In other epilepsy work, Sarma’s lab set out to search for a biomarker of the seizure onset zone. “During the past seven years, we developed an intracranial EEG biomarker. We took recordings clinicians are already getting from a patient, specifically capturing seizure events, and built a software tool to compute the biomarker, which is the neural fragility.”
They believe the most fragile areas of the brain are behind seizures. “Fragility is a measure of how a particular region in the brain is connected to its neighbors, so if it’s connected in a faulty way it can trigger seizures,” Sarma says.
And her lab found a way to quantify this abnormal activity. They created software to compute fragility over all regions of the brain that are being sensed, which produces a simple map that can be read right on the brain. “Red areas highlight where physicians should treat,” Sarma says. “We commercialized our software for clinical use, and it was FDA cleared in December 2020.”
Now, Sarma’s lab is exploring a similar way to capture biomarkers while patients are simply resting in their beds—rather than experiencing seizures. “Recordings captured while patients are at rest are completely ignored,” she says. “This is terabytes of data clinicians don’t even look at because why look at signals while patients are at rest? It just looks like white noise, static.”
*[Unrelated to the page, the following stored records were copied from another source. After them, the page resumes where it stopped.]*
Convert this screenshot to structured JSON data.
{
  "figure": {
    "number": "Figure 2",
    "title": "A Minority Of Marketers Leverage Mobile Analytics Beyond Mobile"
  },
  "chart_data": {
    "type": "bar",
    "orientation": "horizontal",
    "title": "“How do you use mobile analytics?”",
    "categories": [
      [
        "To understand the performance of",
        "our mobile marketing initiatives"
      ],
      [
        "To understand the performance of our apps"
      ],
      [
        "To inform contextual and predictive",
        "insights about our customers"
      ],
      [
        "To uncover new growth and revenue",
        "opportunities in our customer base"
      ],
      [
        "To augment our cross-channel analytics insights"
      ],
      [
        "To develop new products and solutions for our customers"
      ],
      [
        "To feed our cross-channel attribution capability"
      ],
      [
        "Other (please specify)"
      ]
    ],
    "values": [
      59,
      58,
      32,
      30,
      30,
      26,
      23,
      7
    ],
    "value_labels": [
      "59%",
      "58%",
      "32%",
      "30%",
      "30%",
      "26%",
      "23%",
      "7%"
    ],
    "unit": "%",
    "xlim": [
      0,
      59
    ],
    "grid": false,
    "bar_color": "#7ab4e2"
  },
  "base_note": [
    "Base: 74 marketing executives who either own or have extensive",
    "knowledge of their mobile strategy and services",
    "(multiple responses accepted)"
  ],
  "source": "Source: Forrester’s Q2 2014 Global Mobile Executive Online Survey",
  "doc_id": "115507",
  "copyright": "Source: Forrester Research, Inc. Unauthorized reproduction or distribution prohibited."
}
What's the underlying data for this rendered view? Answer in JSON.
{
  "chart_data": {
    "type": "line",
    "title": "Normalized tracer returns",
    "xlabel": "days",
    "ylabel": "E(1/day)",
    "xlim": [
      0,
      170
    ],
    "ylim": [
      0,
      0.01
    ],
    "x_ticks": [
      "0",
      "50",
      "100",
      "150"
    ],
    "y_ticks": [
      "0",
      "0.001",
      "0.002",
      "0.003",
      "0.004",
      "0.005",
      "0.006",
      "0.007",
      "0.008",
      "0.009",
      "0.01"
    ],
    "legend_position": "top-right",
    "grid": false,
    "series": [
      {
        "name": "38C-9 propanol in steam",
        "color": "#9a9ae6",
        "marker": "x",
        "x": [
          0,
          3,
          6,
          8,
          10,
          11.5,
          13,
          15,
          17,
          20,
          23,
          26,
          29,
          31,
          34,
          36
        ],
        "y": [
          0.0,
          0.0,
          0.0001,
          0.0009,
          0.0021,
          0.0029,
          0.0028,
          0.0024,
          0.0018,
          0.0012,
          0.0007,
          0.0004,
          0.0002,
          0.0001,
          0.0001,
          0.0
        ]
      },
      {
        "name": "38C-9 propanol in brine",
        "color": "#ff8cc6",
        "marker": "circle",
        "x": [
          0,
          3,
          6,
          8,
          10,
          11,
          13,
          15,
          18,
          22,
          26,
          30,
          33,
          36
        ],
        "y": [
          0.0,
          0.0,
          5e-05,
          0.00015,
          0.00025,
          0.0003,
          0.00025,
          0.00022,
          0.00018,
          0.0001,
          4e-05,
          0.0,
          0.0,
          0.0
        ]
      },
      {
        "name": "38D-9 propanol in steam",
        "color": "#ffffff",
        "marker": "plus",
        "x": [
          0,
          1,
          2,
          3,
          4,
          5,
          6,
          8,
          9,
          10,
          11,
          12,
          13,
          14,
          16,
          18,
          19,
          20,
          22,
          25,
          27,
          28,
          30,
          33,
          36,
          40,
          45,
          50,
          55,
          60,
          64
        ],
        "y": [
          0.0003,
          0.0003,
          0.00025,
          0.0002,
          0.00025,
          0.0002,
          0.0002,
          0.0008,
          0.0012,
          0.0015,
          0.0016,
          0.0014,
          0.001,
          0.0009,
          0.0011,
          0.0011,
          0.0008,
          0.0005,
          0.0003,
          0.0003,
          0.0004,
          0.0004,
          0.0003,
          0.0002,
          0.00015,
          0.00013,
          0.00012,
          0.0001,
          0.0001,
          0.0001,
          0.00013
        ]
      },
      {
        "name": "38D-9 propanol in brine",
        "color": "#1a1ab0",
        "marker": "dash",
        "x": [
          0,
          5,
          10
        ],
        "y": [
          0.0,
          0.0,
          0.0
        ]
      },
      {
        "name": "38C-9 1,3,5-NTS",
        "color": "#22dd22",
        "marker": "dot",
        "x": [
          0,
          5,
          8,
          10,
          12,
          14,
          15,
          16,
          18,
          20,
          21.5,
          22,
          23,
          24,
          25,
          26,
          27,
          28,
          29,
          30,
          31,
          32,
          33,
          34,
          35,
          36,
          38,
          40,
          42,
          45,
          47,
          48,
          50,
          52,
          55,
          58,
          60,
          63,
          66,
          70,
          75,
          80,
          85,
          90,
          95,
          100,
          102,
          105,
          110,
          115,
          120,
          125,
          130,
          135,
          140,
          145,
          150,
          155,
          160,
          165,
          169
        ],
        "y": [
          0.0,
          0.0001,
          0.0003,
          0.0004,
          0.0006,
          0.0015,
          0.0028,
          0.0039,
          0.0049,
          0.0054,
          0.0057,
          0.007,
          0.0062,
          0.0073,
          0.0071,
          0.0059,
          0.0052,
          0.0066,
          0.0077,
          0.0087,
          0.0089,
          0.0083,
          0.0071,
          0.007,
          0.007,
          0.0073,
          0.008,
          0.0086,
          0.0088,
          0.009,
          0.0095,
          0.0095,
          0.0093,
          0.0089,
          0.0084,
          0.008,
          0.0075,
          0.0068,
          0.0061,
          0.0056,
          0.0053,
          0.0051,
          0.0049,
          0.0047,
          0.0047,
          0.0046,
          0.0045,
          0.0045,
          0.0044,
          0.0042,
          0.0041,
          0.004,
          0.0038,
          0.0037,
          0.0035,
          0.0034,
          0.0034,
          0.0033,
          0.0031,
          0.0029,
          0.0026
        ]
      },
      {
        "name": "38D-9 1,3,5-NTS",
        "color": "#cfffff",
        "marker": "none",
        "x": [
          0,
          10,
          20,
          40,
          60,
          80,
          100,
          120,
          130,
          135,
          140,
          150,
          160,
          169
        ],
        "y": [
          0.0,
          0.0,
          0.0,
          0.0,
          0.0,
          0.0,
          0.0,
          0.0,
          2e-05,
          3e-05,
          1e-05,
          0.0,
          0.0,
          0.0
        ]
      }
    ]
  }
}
One of her PhD students, Kristin Gunnarsdottir, has a hypothesis: Since seizures don’t occur all the time, other areas of the brain must be constantly inhibiting the seizure onset zone.
Biological evidence suggests this is happening, so they are using “white noise” to find the groups of nodes stopping seizures by looking at areas they point to and influence. “She’s showing she can identify where seizures start with almost the same level of accuracy as when clinicians actually look at a seizure,” says Sarma.
If they can demonstrate its reliability, “clinicians won’t need to wait weeks for patients to have a few seizures to be confident in their diagnosis,” she adds. “In an ideal world, maybe they won’t even need to see a seizure. They can put the implants in for a couple of hours, take them out, and go to surgery. It would be a game-changer in terms of the treatment paradigm.”